• Deprecation of non-normalized Dpkg::Vendor:: modules

    From Guillem Jover@21:1/5 to All on Fri Oct 7 04:40:01 2022
    Hi!

    Some days ago Niels Thykier pointed out that the handling of origin
    files and vendor modules was not consistent. When looking into this
    for the Dpkg::Vendor::<vendor> loading code, I realized it was not
    properly handling vendor names with problematic special characters
    such as [\s:;/], and that it was not capitalizing it to conform to
    the existing perl module naming convention. The origin file handling
    was also only mapping the _first_ space into a «-».

    So I've added code to remap anything that is not alphanumeric into
    «-» for origin files, and to use them as word separators for module
    names and capitalization points. And then added deprecation warnings
    for the origin filenames and vendor modules that contain
    non-alphanumeric characters, and for vendor modules also for names
    starting with lower-case letters. I've updated the documentation to
    make these clear in git HEAD.

    I've gone through the derivatives census, and it's not clear from
    there what derivatives have a Dpkg::Vendor module, but the change
    seemed safe given the currently listed vendor names. And in any case
    there's going to be a transition period.

    If this is going to cause some issues, please let me know and we can
    talk about possible solutions/alternatives or something. Even though
    the easy way out would be to provide both module names.
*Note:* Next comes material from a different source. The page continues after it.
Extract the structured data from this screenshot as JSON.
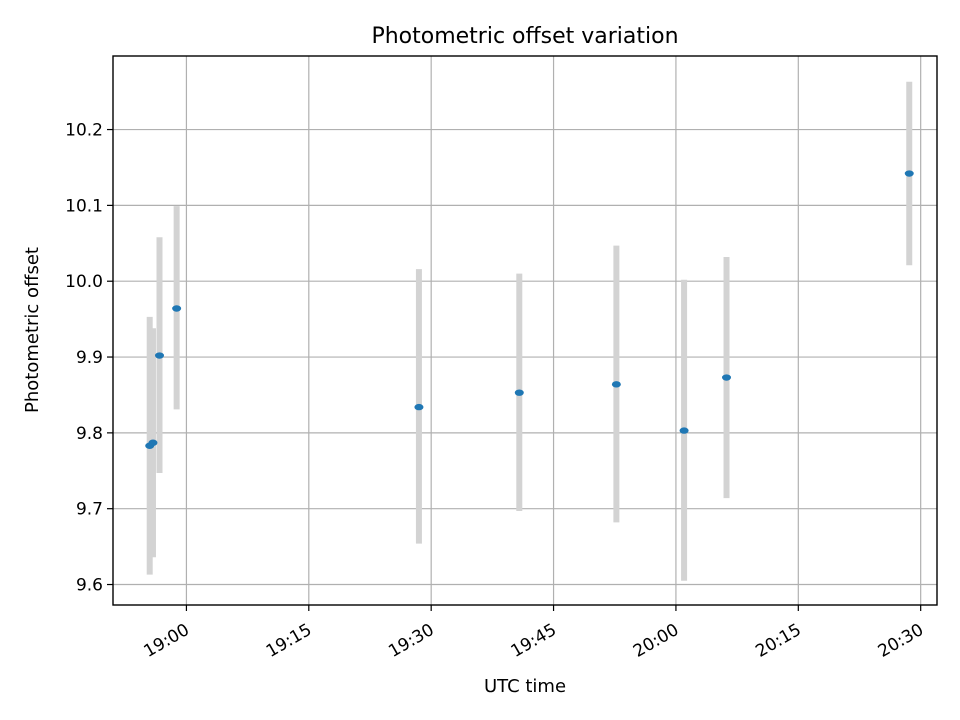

    But there are still some vague handling as there are multiple casing
    tries for file and module lookups (lower-cased, as-is, lower-cased
    then capitalized, capitalized), which can make this overly confusing.
    I'm pondering whether to restrict these names further to have extremely
    clear rules, although I'm afraid of this potentially causing issues? A
    simple rule would be that a vendor name can only contain alphanumeric characters in any casing, and dashes. No spaces or other special
    characters allowed, as that can also be problematic on say debian/rules
    when using $(filter ...). For origin filenames these would be mapped to lowercase, for the perl module name dashes would mark capitalization
    boundaries and then removed, so we'd have:

    Vendor origin-filename vendor-module
    ------ --------------- -------------
    Some-Vendor-OS some-vendor-os SomeVendorOs
    SOME-vendor-os some-vendor-os SomeVendorOs
    SomeVendorOS somevendoros Somevendoros

    My worry with the above proposal of further tightening the rules, is
    that this might affect code expecting specific vendor names, so it
    might not be feasible or desirable even with a transition period.
    A more lenient but still safe rule could be to allow other
    non-alphanumeric characters (say such as [-.:;/%]) as separators except
    for spaces, which would follow the same rule as the aforementioned «-»
    one. Otherwise the casing rules could still apply to both the
    origin-filename and the vendor-module, as that would imply just those
    two files, and no further interface fallout. Let me know what you think!

    Thanks,
    Guillem

    --- SoupGate-Win32 v1.05
    * Origin: fsxNet Usenet Gateway (21:1/5)